Nagalingam Ethirveerasingam (Tamil: நாகலிங்கம் எதிர்வீரசிங்கம்; 24 August 1934 – 18 April 2024) was a Sri Lankan athlete who represented Ceylon at the 1952 and 1956 Summer Olympic Games. Ethirveerasingam also participated in three Asian Games: 1954 (Manila), 1958 (Tokyo), and 1962 (Djakarta).

He won the high jump gold medal at the 1958 Tokyo Asian Games, which was the first gold medal won by Sri Lanka in the Asian Games and in any major multi-sport international event.
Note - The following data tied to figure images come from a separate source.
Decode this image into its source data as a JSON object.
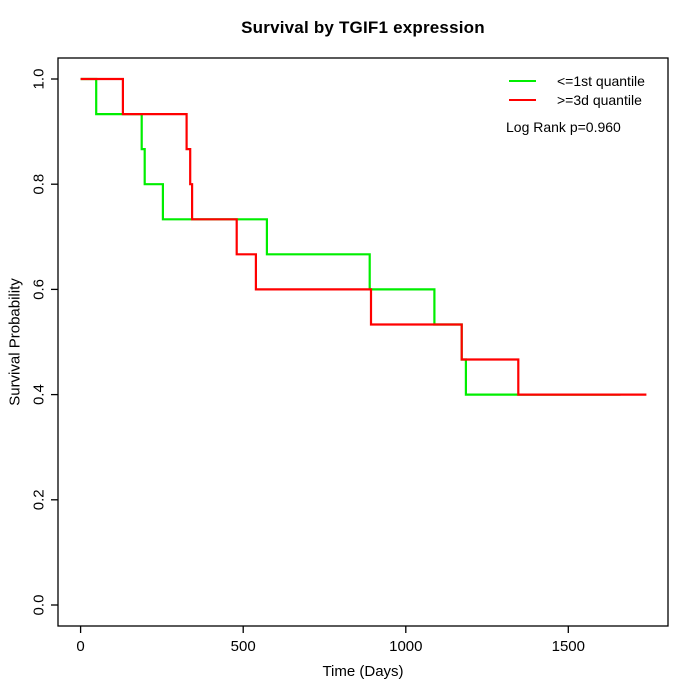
{
  "chart_data": {
    "type": "line",
    "subtype": "kaplan-meier-step",
    "title": "Survival by TGIF1 expression",
    "xlabel": "Time (Days)",
    "ylabel": "Survival Probability",
    "xlim": [
      -69.5,
      1806.5
    ],
    "ylim": [
      -0.04,
      1.04
    ],
    "grid": false,
    "box": true,
    "legend_position": "top-right",
    "annotation": "Log Rank p=0.960",
    "x_ticks": [
      {
        "label": "0",
        "value": 0
      },
      {
        "label": "500",
        "value": 500
      },
      {
        "label": "1000",
        "value": 1000
      },
      {
        "label": "1500",
        "value": 1500
      }
    ],
    "y_ticks": [
      {
        "label": "0.0",
        "value": 0.0
      },
      {
        "label": "0.2",
        "value": 0.2
      },
      {
        "label": "0.4",
        "value": 0.4
      },
      {
        "label": "0.6",
        "value": 0.6
      },
      {
        "label": "0.8",
        "value": 0.8
      },
      {
        "label": "1.0",
        "value": 1.0
      }
    ],
    "series": [
      {
        "name": "<=1st quantile",
        "color": "#00ee00",
        "end_time": 1660,
        "steps": [
          [
            0,
            1.0
          ],
          [
            48,
            0.9333
          ],
          [
            188,
            0.8667
          ],
          [
            197,
            0.8
          ],
          [
            253,
            0.7333
          ],
          [
            573,
            0.6667
          ],
          [
            889,
            0.6
          ],
          [
            1088,
            0.5333
          ],
          [
            1172,
            0.4667
          ],
          [
            1185,
            0.4
          ]
        ]
      },
      {
        "name": ">=3d quantile",
        "color": "#ff0000",
        "end_time": 1740,
        "steps": [
          [
            0,
            1.0
          ],
          [
            130,
            0.9333
          ],
          [
            326,
            0.8667
          ],
          [
            337,
            0.8
          ],
          [
            343,
            0.7333
          ],
          [
            480,
            0.6667
          ],
          [
            539,
            0.6
          ],
          [
            893,
            0.5333
          ],
          [
            1172,
            0.4667
          ],
          [
            1346,
            0.4
          ]
        ]
      }
    ]
  }
}
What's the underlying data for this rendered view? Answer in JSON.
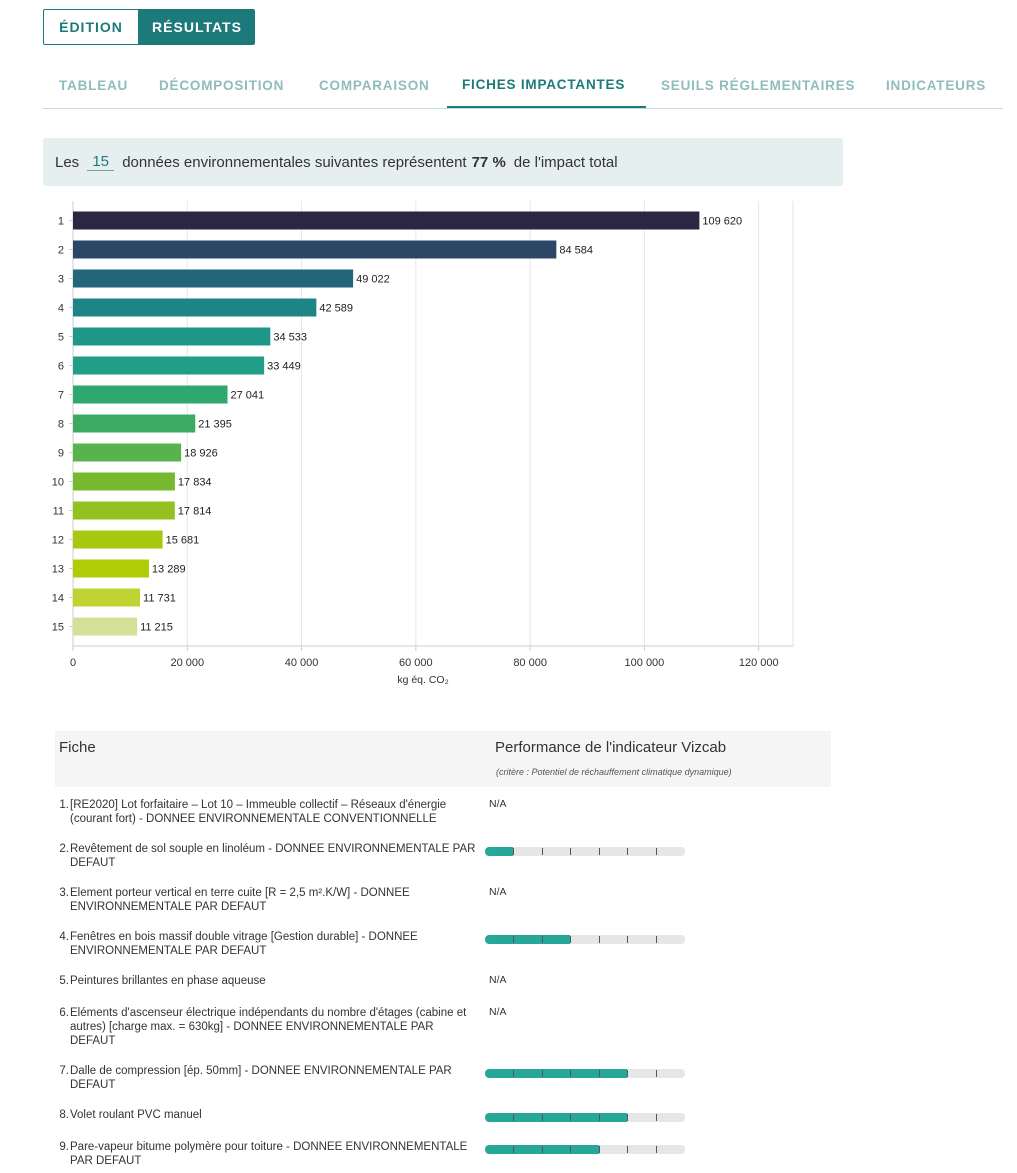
{
  "mode": {
    "edition_label": "ÉDITION",
    "resultats_label": "RÉSULTATS"
  },
  "tabs": [
    {
      "label": "TABLEAU",
      "active": false
    },
    {
      "label": "DÉCOMPOSITION",
      "active": false
    },
    {
      "label": "COMPARAISON",
      "active": false
    },
    {
      "label": "FICHES IMPACTANTES",
      "active": true
    },
    {
      "label": "SEUILS RÉGLEMENTAIRES",
      "active": false
    },
    {
      "label": "INDICATEURS",
      "active": false
    }
  ],
  "summary": {
    "prefix": "Les",
    "count": "15",
    "middle": "données environnementales suivantes représentent",
    "percent": "77 %",
    "suffix": "de l'impact total"
  },
  "chart_data": {
    "type": "bar",
    "orientation": "horizontal",
    "categories": [
      "1",
      "2",
      "3",
      "4",
      "5",
      "6",
      "7",
      "8",
      "9",
      "10",
      "11",
      "12",
      "13",
      "14",
      "15"
    ],
    "values": [
      109620,
      84584,
      49022,
      42589,
      34533,
      33449,
      27041,
      21395,
      18926,
      17834,
      17814,
      15681,
      13289,
      11731,
      11215
    ],
    "value_labels": [
      "109 620",
      "84 584",
      "49 022",
      "42 589",
      "34 533",
      "33 449",
      "27 041",
      "21 395",
      "18 926",
      "17 834",
      "17 814",
      "15 681",
      "13 289",
      "11 731",
      "11 215"
    ],
    "colors": [
      "#2b2641",
      "#2c4766",
      "#23667a",
      "#1d8585",
      "#1f9889",
      "#239e86",
      "#2ea770",
      "#3caa60",
      "#57b44d",
      "#76b92f",
      "#93c11f",
      "#a6c80e",
      "#b0cc07",
      "#bfd431",
      "#d2e098"
    ],
    "xlim": [
      0,
      126000
    ],
    "xticks": [
      0,
      20000,
      40000,
      60000,
      80000,
      100000,
      120000
    ],
    "xtick_labels": [
      "0",
      "20 000",
      "40 000",
      "60 000",
      "80 000",
      "100 000",
      "120 000"
    ],
    "xlabel": "kg éq. CO₂",
    "grid": true
  },
  "table": {
    "header_fiche": "Fiche",
    "header_perf": "Performance de l'indicateur Vizcab",
    "header_sub": "(critère : Potentiel de réchauffement climatique dynamique)",
    "rows": [
      {
        "num": "1.",
        "text": "[RE2020] Lot forfaitaire – Lot 10 – Immeuble collectif – Réseaux d'énergie (courant fort) - DONNEE ENVIRONNEMENTALE CONVENTIONNELLE",
        "perf": null,
        "na": "N/A"
      },
      {
        "num": "2.",
        "text": "Revêtement de sol souple en linoléum - DONNEE ENVIRONNEMENTALE PAR DEFAUT",
        "perf": 1,
        "na": ""
      },
      {
        "num": "3.",
        "text": "Element porteur vertical en terre cuite [R = 2,5 m².K/W] - DONNEE ENVIRONNEMENTALE PAR DEFAUT",
        "perf": null,
        "na": "N/A"
      },
      {
        "num": "4.",
        "text": "Fenêtres en bois massif double vitrage [Gestion durable] - DONNEE ENVIRONNEMENTALE PAR DEFAUT",
        "perf": 3,
        "na": ""
      },
      {
        "num": "5.",
        "text": "Peintures brillantes en phase aqueuse",
        "perf": null,
        "na": "N/A"
      },
      {
        "num": "6.",
        "text": "Eléments d'ascenseur électrique indépendants du nombre d'étages (cabine et autres) [charge max. = 630kg] - DONNEE ENVIRONNEMENTALE PAR DEFAUT",
        "perf": null,
        "na": "N/A"
      },
      {
        "num": "7.",
        "text": "Dalle de compression [ép. 50mm] - DONNEE ENVIRONNEMENTALE PAR DEFAUT",
        "perf": 5,
        "na": ""
      },
      {
        "num": "8.",
        "text": "Volet roulant PVC manuel",
        "perf": 5,
        "na": ""
      },
      {
        "num": "9.",
        "text": "Pare-vapeur bitume polymère pour toiture - DONNEE ENVIRONNEMENTALE PAR DEFAUT",
        "perf": 4,
        "na": ""
      }
    ]
  }
}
At the 1962 Djakarta Asian Games he took home the Silver Medal. He was co-record holder at the 1954 Manila Asian Games after jumping the same height (1.95 meters) as the gold, silver, and bronze jumpers, but came fourth due to having more misses than the other athletes. Ethirveerasingam finished 11th in the 1958 British Empire and Commonwealth Games high jump.

==Early life and career==
Ethirveerasingam was born on 24 August 1934. He was a student at Jaffna Central College, where apart from his accomplishments in athletics, he was also a cricketer, a feat often overshadowed by his more notable athletic achievements. He competed for the UCLA Bruins track and field team in the high jump at the 1959 and 1960 conference championships. He was also an All-American at the 1960 NCAA track and field championships, finishing 7th.

He taught at universities in Sierra Leone, Papua New Guinea, Nigeria and Sri Lanka. He also worked for UNESCO for five years.

In later years whilst lecturing in Sierra Leone, he captained the university cricket team in the local cricket tournament and in 1973 was appointed vice captain of the national team that played against the neighbouring country of Gambia. Ethirveerasingam received a PhD and wrote several books, one being The Effect of Advance Presentation of Organizers On Complex Verbal Learning and Retention by Vocational Agriculture Students in New York State.

Ethirveerasingam died in Los Angeles on 18 April 2024, at the age of 89.